Thibault le Trouvère, comte de Champagne, quatrième du nom, aime y chevaucher solitaire, à en croire cette pastourelle :
Je cheminais l’autre jour,
Sans compagnon,
Sur mon palefroi, pensant
Faire une chanson.
Il franchit les murs de pierre, qui se construisent depuis 1233, tout hérissés d’échafaudages, résonnant du bruit des poulies et des outils, des cris des carriers, des tailleurs de pierre et autres maçons. Provins est un vaste chantier et, à la veille de l’ouverture d’une foire, elle ressemble en
tous points à ce qu’évoque déjà Chrétien de Troyes, quelques décennies auparavant, en 1180, dans Perceval :
Il regarde la ville entière, peuplée de gens nombreux et beaux, et les tables des changeurs d’or et d’argent, toutes couvertes de monnaies. Il voit les places et les rues qui sont toutes pleines d’ouvriers faisant tous les métiers possibles. Ceux-là font des heaumes et ceux-là des hauberts, ceux-là des lances et ceux-là des boucliers, ceux-là des cuirasses et ceux-là des éperons et ceux-là fourbissent des épées. Les uns font des draps et les autres les tissent, ceux-là les peignent et ceux-là les tondent ; d’autres fondent l’or et l’argent et ceux-là font de bons et beaux ouvrages : des hanaps, des écuelles, des joyaux ornés d’émaux, des anneaux, des ceintures et des boucles. On aurait pu dire et croire qu’en cette ville c’était toujours foire tant elle regorgeait de richesses, de cires, de poivre et d’épices et de fourrures bigarrées.
Thibault reste attaché à la Champagne, où il est né le 30 mai 1201, une semaine après la mort de son père, Thibault III, et c’est à Provins qu’il est baptisé. Il passe près de sa mère, Blanche de Navarre, alors régente du comté, une enfance itinérante dans ce vaste territoire, car il faut se faire connaître des Champenois, vassaux ou simples sujets.
Son éducation se poursuit à la cour de France, sous la protection de Philippe Auguste, son parrain ; à côté de l’apprentissage de futur chevalier, il rencontre les arts, que la jeune dauphine, Blanche de Castille, de treize ans son aînée, encourage. Puis, après Bouvines, c’est le retour en Champagne et l’initiation au pouvoir, qu’il va exercer pleinement à sa majorité.

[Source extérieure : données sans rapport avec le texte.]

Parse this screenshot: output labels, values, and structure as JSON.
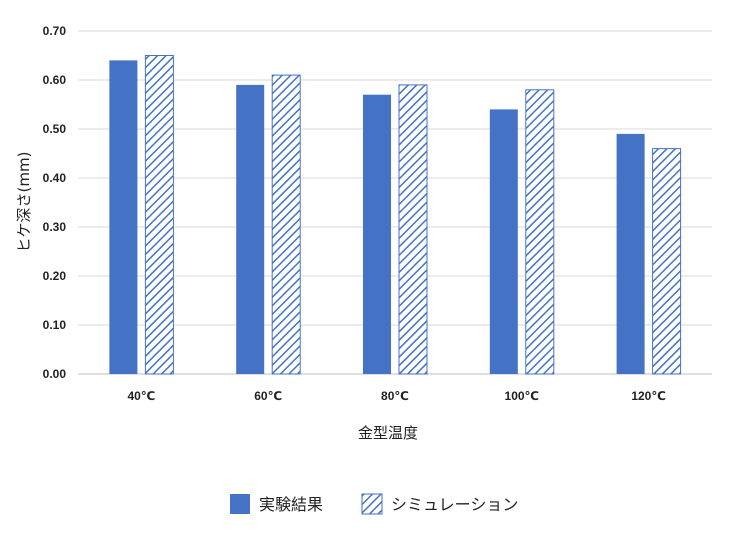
{
  "chart_data": {
    "type": "bar",
    "xlabel": "金型温度",
    "ylabel": "ヒケ深さ(mm)",
    "categories": [
      "40℃",
      "60℃",
      "80℃",
      "100℃",
      "120℃"
    ],
    "series": [
      {
        "name": "実験結果",
        "values": [
          0.64,
          0.59,
          0.57,
          0.54,
          0.49
        ],
        "color": "#4472c4",
        "fill": "solid"
      },
      {
        "name": "シミュレーション",
        "values": [
          0.65,
          0.61,
          0.59,
          0.58,
          0.46
        ],
        "color": "#4472c4",
        "fill": "diagonal-hatch"
      }
    ],
    "yticks": [
      "0.00",
      "0.10",
      "0.20",
      "0.30",
      "0.40",
      "0.50",
      "0.60",
      "0.70"
    ],
    "ylim": [
      0,
      0.7
    ],
    "grid": true,
    "legend_position": "bottom"
  }
}
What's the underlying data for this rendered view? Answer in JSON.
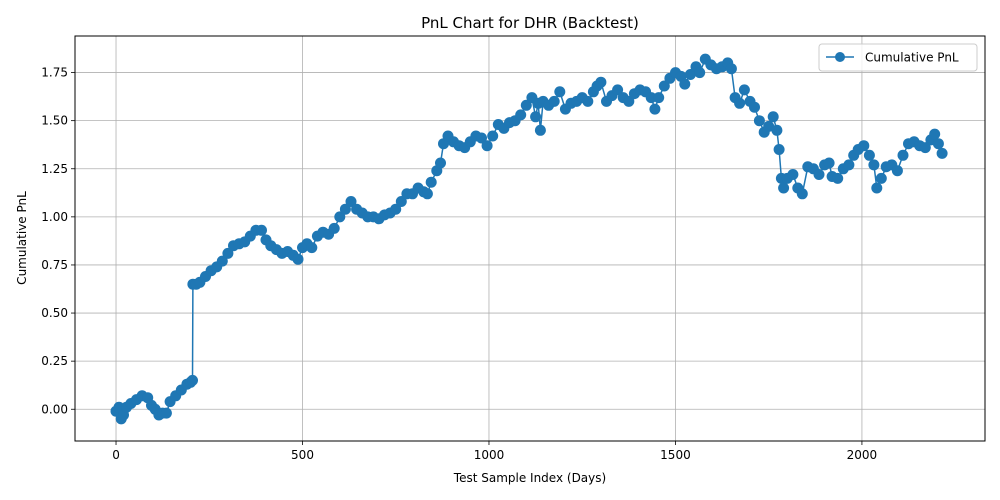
{
  "chart_data": {
    "type": "line",
    "title": "PnL Chart for DHR (Backtest)",
    "xlabel": "Test Sample Index (Days)",
    "ylabel": "Cumulative PnL",
    "xlim": [
      -110,
      2330
    ],
    "ylim": [
      -0.165,
      1.94
    ],
    "xticks": [
      0,
      500,
      1000,
      1500,
      2000
    ],
    "xtick_labels": [
      "0",
      "500",
      "1000",
      "1500",
      "2000"
    ],
    "yticks": [
      0.0,
      0.25,
      0.5,
      0.75,
      1.0,
      1.25,
      1.5,
      1.75
    ],
    "ytick_labels": [
      "0.00",
      "0.25",
      "0.50",
      "0.75",
      "1.00",
      "1.25",
      "1.50",
      "1.75"
    ],
    "grid": true,
    "legend_position": "top-right",
    "series": [
      {
        "name": "Cumulative PnL",
        "color": "#1f77b4",
        "marker": "circle",
        "points": [
          [
            0,
            -0.01
          ],
          [
            8,
            0.01
          ],
          [
            14,
            -0.05
          ],
          [
            20,
            -0.03
          ],
          [
            28,
            0.01
          ],
          [
            40,
            0.03
          ],
          [
            55,
            0.05
          ],
          [
            70,
            0.07
          ],
          [
            85,
            0.06
          ],
          [
            95,
            0.02
          ],
          [
            105,
            0.0
          ],
          [
            115,
            -0.03
          ],
          [
            125,
            -0.02
          ],
          [
            135,
            -0.02
          ],
          [
            145,
            0.04
          ],
          [
            160,
            0.07
          ],
          [
            175,
            0.1
          ],
          [
            190,
            0.13
          ],
          [
            200,
            0.14
          ],
          [
            205,
            0.15
          ],
          [
            206,
            0.65
          ],
          [
            215,
            0.65
          ],
          [
            225,
            0.66
          ],
          [
            240,
            0.69
          ],
          [
            255,
            0.72
          ],
          [
            270,
            0.74
          ],
          [
            285,
            0.77
          ],
          [
            300,
            0.81
          ],
          [
            315,
            0.85
          ],
          [
            330,
            0.86
          ],
          [
            345,
            0.87
          ],
          [
            360,
            0.9
          ],
          [
            375,
            0.93
          ],
          [
            390,
            0.93
          ],
          [
            402,
            0.88
          ],
          [
            415,
            0.85
          ],
          [
            430,
            0.83
          ],
          [
            445,
            0.81
          ],
          [
            460,
            0.82
          ],
          [
            475,
            0.8
          ],
          [
            488,
            0.78
          ],
          [
            500,
            0.84
          ],
          [
            512,
            0.86
          ],
          [
            525,
            0.84
          ],
          [
            540,
            0.9
          ],
          [
            555,
            0.92
          ],
          [
            570,
            0.91
          ],
          [
            585,
            0.94
          ],
          [
            600,
            1.0
          ],
          [
            615,
            1.04
          ],
          [
            630,
            1.08
          ],
          [
            645,
            1.04
          ],
          [
            660,
            1.02
          ],
          [
            675,
            1.0
          ],
          [
            690,
            1.0
          ],
          [
            705,
            0.99
          ],
          [
            720,
            1.01
          ],
          [
            735,
            1.02
          ],
          [
            750,
            1.04
          ],
          [
            765,
            1.08
          ],
          [
            780,
            1.12
          ],
          [
            795,
            1.12
          ],
          [
            810,
            1.15
          ],
          [
            825,
            1.13
          ],
          [
            835,
            1.12
          ],
          [
            845,
            1.18
          ],
          [
            860,
            1.24
          ],
          [
            870,
            1.28
          ],
          [
            878,
            1.38
          ],
          [
            890,
            1.42
          ],
          [
            905,
            1.39
          ],
          [
            920,
            1.37
          ],
          [
            935,
            1.36
          ],
          [
            950,
            1.39
          ],
          [
            965,
            1.42
          ],
          [
            980,
            1.41
          ],
          [
            995,
            1.37
          ],
          [
            1010,
            1.42
          ],
          [
            1025,
            1.48
          ],
          [
            1040,
            1.46
          ],
          [
            1055,
            1.49
          ],
          [
            1070,
            1.5
          ],
          [
            1085,
            1.53
          ],
          [
            1100,
            1.58
          ],
          [
            1115,
            1.62
          ],
          [
            1125,
            1.52
          ],
          [
            1132,
            1.59
          ],
          [
            1138,
            1.45
          ],
          [
            1145,
            1.6
          ],
          [
            1160,
            1.58
          ],
          [
            1175,
            1.6
          ],
          [
            1190,
            1.65
          ],
          [
            1205,
            1.56
          ],
          [
            1220,
            1.59
          ],
          [
            1235,
            1.6
          ],
          [
            1250,
            1.62
          ],
          [
            1265,
            1.6
          ],
          [
            1280,
            1.65
          ],
          [
            1290,
            1.68
          ],
          [
            1300,
            1.7
          ],
          [
            1315,
            1.6
          ],
          [
            1330,
            1.63
          ],
          [
            1345,
            1.66
          ],
          [
            1360,
            1.62
          ],
          [
            1375,
            1.6
          ],
          [
            1390,
            1.64
          ],
          [
            1405,
            1.66
          ],
          [
            1420,
            1.65
          ],
          [
            1435,
            1.62
          ],
          [
            1445,
            1.56
          ],
          [
            1455,
            1.62
          ],
          [
            1470,
            1.68
          ],
          [
            1485,
            1.72
          ],
          [
            1500,
            1.75
          ],
          [
            1515,
            1.73
          ],
          [
            1525,
            1.69
          ],
          [
            1540,
            1.74
          ],
          [
            1555,
            1.78
          ],
          [
            1565,
            1.75
          ],
          [
            1580,
            1.82
          ],
          [
            1595,
            1.79
          ],
          [
            1610,
            1.77
          ],
          [
            1625,
            1.78
          ],
          [
            1640,
            1.8
          ],
          [
            1650,
            1.77
          ],
          [
            1660,
            1.62
          ],
          [
            1672,
            1.59
          ],
          [
            1685,
            1.66
          ],
          [
            1700,
            1.6
          ],
          [
            1712,
            1.57
          ],
          [
            1725,
            1.5
          ],
          [
            1738,
            1.44
          ],
          [
            1750,
            1.47
          ],
          [
            1762,
            1.52
          ],
          [
            1772,
            1.45
          ],
          [
            1778,
            1.35
          ],
          [
            1784,
            1.2
          ],
          [
            1790,
            1.15
          ],
          [
            1800,
            1.2
          ],
          [
            1815,
            1.22
          ],
          [
            1828,
            1.15
          ],
          [
            1840,
            1.12
          ],
          [
            1855,
            1.26
          ],
          [
            1870,
            1.25
          ],
          [
            1885,
            1.22
          ],
          [
            1900,
            1.27
          ],
          [
            1912,
            1.28
          ],
          [
            1920,
            1.21
          ],
          [
            1935,
            1.2
          ],
          [
            1950,
            1.25
          ],
          [
            1965,
            1.27
          ],
          [
            1978,
            1.32
          ],
          [
            1990,
            1.35
          ],
          [
            2005,
            1.37
          ],
          [
            2020,
            1.32
          ],
          [
            2032,
            1.27
          ],
          [
            2040,
            1.15
          ],
          [
            2052,
            1.2
          ],
          [
            2065,
            1.26
          ],
          [
            2080,
            1.27
          ],
          [
            2095,
            1.24
          ],
          [
            2110,
            1.32
          ],
          [
            2125,
            1.38
          ],
          [
            2140,
            1.39
          ],
          [
            2155,
            1.37
          ],
          [
            2170,
            1.36
          ],
          [
            2185,
            1.4
          ],
          [
            2195,
            1.43
          ],
          [
            2205,
            1.38
          ],
          [
            2215,
            1.33
          ]
        ]
      }
    ]
  }
}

Commence alors une vie aux prises de position contradictoires. Thibault accomplit son devoir de vassal, se révolte contre son suzerain, puis se soumet. Pour racheter ses erreurs, il promet de prendre la croix. Cette vie de campagnes militaires où il défend le royaume et le comté, de déplacements en Navarre dont il est le roi depuis 1234, est ponctuée de longs séjours en Champagne où, en homme éclairé du XIIIe siècle, il applique et octroie les nouvelles institutions, coutumier, chartes de franchise pour les villes et les bourgs, et adapte une administration déjà efficace à une économie en pleine transformation.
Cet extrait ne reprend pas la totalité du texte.